Ich schmeiße jeden Roman gegen die Wand, in denen die Protagonisten so herumflanierende Menschen sind, bei denen ich mir keinen Reim drauf machen kann, wie die sich überhaupt finanzieren. In meiner Lebensrealität nimmt Arbeit fast die ganze Lebenszeit in Beschlag, und das geht doch den meisten so.

 
Zuletzt bearbeitet:

Fat City, auch der Film Bombe! Leider ja der einzige Roman von Leonard Gardner.
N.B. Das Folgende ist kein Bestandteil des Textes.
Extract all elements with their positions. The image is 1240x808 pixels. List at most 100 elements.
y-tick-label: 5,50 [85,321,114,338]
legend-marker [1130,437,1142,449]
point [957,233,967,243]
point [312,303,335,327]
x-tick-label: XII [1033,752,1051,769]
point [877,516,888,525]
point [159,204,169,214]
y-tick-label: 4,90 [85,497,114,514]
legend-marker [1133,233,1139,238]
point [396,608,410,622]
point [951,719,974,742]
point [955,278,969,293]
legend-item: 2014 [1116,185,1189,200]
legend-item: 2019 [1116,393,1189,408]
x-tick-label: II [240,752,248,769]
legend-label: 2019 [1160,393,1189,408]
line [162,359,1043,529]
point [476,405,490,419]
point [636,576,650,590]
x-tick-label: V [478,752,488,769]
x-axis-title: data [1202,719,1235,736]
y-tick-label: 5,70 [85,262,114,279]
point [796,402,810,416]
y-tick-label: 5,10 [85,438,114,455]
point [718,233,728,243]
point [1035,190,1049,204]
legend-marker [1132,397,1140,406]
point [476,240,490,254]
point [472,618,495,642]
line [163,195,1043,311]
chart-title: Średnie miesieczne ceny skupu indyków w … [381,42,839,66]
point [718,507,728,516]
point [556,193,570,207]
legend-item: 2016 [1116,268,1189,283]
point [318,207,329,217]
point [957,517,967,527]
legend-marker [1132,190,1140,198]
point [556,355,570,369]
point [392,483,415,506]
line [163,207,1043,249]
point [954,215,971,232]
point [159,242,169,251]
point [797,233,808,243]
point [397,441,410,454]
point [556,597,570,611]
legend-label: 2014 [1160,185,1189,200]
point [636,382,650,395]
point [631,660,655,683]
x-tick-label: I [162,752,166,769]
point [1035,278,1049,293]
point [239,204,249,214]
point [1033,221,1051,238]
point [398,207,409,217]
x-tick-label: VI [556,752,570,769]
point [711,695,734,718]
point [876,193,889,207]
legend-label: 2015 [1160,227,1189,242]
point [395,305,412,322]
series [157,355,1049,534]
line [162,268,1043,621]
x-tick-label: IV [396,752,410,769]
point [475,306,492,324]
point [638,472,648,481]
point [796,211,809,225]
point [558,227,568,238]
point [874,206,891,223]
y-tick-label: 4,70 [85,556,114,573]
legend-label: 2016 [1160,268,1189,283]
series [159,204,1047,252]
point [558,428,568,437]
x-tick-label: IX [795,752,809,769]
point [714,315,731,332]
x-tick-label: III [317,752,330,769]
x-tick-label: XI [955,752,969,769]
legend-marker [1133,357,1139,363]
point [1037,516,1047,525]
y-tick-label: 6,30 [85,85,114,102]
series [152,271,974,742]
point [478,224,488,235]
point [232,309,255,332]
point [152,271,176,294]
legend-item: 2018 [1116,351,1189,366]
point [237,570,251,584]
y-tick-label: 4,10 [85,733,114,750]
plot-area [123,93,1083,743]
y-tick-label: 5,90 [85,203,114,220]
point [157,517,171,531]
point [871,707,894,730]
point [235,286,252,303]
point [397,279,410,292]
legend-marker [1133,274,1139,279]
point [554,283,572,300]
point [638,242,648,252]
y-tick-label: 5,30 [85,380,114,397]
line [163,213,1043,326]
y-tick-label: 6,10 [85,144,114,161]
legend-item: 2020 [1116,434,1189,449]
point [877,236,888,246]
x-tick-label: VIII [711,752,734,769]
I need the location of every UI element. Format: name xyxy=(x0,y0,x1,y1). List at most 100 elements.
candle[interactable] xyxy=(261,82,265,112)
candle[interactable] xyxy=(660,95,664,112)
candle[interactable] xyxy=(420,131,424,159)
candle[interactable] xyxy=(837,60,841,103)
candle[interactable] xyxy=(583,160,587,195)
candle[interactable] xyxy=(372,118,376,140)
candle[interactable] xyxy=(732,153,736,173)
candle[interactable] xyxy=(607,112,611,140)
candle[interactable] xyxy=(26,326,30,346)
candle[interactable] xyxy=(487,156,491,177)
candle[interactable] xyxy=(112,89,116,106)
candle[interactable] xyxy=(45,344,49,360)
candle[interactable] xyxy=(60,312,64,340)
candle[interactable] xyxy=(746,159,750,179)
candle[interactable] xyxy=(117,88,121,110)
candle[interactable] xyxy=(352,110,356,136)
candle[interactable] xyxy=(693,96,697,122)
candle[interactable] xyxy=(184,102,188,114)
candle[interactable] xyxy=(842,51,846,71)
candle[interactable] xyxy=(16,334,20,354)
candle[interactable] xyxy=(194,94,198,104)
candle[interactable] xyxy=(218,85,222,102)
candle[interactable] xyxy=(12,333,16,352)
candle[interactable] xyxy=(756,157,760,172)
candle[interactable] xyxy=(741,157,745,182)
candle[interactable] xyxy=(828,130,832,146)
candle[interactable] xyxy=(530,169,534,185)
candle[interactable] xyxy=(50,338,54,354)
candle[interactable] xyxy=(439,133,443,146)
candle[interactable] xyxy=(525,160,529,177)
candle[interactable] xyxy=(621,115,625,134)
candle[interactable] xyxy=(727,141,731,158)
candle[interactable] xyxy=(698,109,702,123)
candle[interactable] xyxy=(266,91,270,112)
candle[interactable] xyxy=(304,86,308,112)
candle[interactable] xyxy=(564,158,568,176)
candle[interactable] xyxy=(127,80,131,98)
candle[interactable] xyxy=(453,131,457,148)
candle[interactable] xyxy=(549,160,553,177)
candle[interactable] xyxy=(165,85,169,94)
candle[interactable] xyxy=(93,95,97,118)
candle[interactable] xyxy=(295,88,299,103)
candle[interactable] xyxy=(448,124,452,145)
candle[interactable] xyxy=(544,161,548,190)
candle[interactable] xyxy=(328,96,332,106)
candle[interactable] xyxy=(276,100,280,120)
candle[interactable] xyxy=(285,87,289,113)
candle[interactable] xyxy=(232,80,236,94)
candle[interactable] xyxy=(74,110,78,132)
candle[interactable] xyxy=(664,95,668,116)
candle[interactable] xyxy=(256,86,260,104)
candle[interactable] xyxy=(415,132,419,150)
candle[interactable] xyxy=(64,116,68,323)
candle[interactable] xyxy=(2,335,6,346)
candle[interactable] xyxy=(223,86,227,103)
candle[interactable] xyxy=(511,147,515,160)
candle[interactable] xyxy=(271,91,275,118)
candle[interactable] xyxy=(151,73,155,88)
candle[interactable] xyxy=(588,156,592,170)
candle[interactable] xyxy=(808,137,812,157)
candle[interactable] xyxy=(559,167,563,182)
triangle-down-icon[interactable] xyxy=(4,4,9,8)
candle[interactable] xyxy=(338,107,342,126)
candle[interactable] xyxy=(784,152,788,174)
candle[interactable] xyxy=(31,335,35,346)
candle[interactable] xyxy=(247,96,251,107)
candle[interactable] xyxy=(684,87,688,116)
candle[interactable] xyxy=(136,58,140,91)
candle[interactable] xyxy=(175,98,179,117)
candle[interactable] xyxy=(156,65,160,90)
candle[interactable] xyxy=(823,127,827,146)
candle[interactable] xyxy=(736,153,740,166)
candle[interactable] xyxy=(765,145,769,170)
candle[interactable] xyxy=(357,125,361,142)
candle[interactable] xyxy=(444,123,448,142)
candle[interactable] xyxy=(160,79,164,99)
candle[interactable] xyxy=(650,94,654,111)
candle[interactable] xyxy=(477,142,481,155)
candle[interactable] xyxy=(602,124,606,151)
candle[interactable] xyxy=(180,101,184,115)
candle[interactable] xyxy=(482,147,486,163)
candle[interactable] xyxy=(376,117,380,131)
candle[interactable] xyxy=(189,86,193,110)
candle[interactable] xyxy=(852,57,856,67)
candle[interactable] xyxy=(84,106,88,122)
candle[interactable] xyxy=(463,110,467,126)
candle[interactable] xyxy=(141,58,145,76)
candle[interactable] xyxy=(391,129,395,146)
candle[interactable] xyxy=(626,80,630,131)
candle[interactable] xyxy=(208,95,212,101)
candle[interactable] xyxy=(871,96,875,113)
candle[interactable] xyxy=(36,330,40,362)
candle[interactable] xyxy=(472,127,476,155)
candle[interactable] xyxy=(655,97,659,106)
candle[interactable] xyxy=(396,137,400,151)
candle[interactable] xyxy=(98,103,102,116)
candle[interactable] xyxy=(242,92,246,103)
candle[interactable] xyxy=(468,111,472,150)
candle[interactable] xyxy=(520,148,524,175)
Natürlich die ganzen Briten vergessen: Alan Sillitoe, John Baines, Delaney, Osborne, alles an kitchen sink realism, angry young men. Auch unbedingt Filme: vor allem "Kes", das ist sozuagen hardcore grim north, wenn nicht sogar der britischste Film überhaupt. Die frühen Romane von Irvine Welsh und James Kelman, beides Schotten.

 

Da kommt ja richtig was zusammen - danke @jimmysalaryman , @zigga und @H. Kopper !

Ist ja die Frage, möchtest du von Autoren lesen, die diese Arbeitswelt tatsächlich auch selbst kennen, und nicht nur diese zum Thema gemacht haben oder vielleicht mal als Tourist ein Jährchen auf dem Bau oder in einem Supermarkt gearbeitet haben
Ja, kann mich dran erinnern, dass wir es mal kurz davon hatten. Du hattest gesagt, dass Ponthus für dich zB eher in so eine Kategorie fällt, wenn ich mich recht erinnere? Und das stimmt bestimmt auch bei so manchem. Ich finde, wenn aber jemand ehrlich etwas aufgreift, ohne Effekthascherei oder "weil sich das nun mal gut verkauft" oder weil man sich als der Streiter der Unterdrückten generieren will, sondern ganz einfach, weil man sich verbunden fühlt und meint, dass diese Lebensrealität (und alles was damit zu tun hat) zu wenig stattfindet - dann ist das legitim. ZB nehme ich Baron (seine auch autoboiografische) Darstellung schon ab.

Franz Innerhofer, Schöne Tage. Ist ein knallhartes Buch, da geht es ums Ganze, und der Typ war edenfall irre genug, sein eigenes Ding gegen alle Widrigkeiten durchzuziehen.
Habe ich noch nicht gehört, aber werde ich mir definitiv ansehen.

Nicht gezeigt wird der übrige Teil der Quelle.